Dans le même ordre d'idées, le rapport fait état d'une gestion non transparente des quotes-parts. Il s'agit ''des décaissements en espèces tirés directement des contributeurs, notamment l’ESP et versés aux chargés de mission sur la base d’arrêtés rectoraux''. Ces sommes sont considérées comme des fonds communs par l’agence comptable qui les gèrent sur un compte bancaire ouvert spécialement . De ce fait, l’ACP est ''écarté de la gestion de ce compte dont il n’est pas signataire''. Il n'est pas non plus ''ampliataire des arrêtés de décaissement interne signés par le Recteur''. Ainsi, au deuxième trimestre de 2012, 22 agents ont bénéficié de ces indemnités. 30 000 FCFA pour les agents de sécurité ; 180 000 FCFA pour les chauffeurs ; 500 000 FCFA pour l’adjoint de l’ACP ; et 1 500 000 FCFA pour l’Agent comptable particulier.

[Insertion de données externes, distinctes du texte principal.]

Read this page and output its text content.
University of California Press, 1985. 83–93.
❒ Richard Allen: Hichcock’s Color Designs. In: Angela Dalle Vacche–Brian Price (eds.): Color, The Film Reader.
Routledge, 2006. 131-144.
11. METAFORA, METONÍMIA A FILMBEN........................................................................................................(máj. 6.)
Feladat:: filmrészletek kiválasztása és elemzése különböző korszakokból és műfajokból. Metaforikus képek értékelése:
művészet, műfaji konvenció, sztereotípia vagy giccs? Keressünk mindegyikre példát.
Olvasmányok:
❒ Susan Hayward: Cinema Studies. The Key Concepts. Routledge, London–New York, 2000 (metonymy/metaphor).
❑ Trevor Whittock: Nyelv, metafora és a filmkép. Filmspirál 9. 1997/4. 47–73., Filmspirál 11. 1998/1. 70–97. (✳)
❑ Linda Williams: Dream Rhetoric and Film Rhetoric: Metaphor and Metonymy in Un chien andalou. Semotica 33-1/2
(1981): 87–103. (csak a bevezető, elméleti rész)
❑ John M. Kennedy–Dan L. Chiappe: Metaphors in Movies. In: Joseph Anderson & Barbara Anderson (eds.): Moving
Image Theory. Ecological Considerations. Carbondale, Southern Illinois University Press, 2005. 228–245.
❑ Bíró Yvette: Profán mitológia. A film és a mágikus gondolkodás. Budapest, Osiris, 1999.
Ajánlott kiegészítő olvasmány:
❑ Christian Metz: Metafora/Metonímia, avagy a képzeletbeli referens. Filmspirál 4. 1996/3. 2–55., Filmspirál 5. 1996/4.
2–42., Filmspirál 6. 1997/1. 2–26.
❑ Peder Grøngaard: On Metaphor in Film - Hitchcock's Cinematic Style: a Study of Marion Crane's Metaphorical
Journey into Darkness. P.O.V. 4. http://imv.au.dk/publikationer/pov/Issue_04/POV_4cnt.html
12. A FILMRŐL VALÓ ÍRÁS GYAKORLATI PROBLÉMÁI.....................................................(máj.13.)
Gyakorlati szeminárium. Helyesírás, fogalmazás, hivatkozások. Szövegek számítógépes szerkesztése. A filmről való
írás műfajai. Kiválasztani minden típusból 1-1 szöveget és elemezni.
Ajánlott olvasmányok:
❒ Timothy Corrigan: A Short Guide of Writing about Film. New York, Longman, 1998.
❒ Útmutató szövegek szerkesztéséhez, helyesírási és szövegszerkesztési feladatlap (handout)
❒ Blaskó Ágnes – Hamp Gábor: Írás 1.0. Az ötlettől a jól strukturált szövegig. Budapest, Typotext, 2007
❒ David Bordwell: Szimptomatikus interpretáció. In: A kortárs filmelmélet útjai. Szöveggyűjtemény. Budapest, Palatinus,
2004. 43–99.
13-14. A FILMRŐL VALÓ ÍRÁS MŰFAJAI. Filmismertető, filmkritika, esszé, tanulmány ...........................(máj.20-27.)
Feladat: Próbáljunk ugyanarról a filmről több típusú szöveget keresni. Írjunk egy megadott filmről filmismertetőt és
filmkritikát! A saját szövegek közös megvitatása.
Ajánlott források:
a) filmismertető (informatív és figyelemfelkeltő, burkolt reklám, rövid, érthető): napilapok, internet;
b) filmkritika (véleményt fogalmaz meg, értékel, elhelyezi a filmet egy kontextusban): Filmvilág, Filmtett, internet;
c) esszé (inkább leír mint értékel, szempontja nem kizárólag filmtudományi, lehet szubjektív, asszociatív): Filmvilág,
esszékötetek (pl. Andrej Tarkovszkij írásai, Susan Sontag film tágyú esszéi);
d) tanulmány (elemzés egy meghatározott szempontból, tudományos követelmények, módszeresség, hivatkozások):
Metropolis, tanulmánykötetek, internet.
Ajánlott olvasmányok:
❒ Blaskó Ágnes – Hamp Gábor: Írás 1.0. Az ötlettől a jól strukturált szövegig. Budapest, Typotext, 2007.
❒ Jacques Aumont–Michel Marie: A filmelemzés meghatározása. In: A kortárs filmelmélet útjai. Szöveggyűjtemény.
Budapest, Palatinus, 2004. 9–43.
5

Tout pour échapper à l'impôt
C'est un fait d'accorder des indemnités et des primes, encore faut-il qu'elles soient conformes aux règles fiscales. Or, ''la pratique la plus courante à l’UCAD c’est d’échapper à l’impôt ''. Selon le rapport, la part fiscale contributive du personnel de l'Ucad par rapport à l’effort global national est relativement faible . De 2009 à 2012, sur le total des gains de 22 279 264 090 FCFA, le total brut imposable était de l'ordre de 15 172 826 827 FCFA. Mais au total, 2 035 331 989 FCFA ont été imposés, soit 9%. Dans ce sens, concernant les indemnités et primes diverses payées, soit sur le budget de l’État, soit sur les recettes issues de la fonction de service, ''plus de 542 millions de FCFA payés au personnel ont totalement échappé à l’imposition sans aucune justification légale plausible, en 2012 ''.
Autres libéralités accordées au PATS : les ''heures supplémentaires non justifiées ''. Le rapport dénonce leur mode de calcul. ''À l’UCAD les heures supplémentaires du personnel administratif sont fixées de manière complaisante avec l’accord tacite des chefs de service qui certifient le service fait '', conclut le rapport qui donne l'exemple du Rectorat où ''les chauffeurs, les sages-femmes etc. remplissent un état de 60 heures hebdomadaire soit plus que les heures normales de 40 heures par semaine ''.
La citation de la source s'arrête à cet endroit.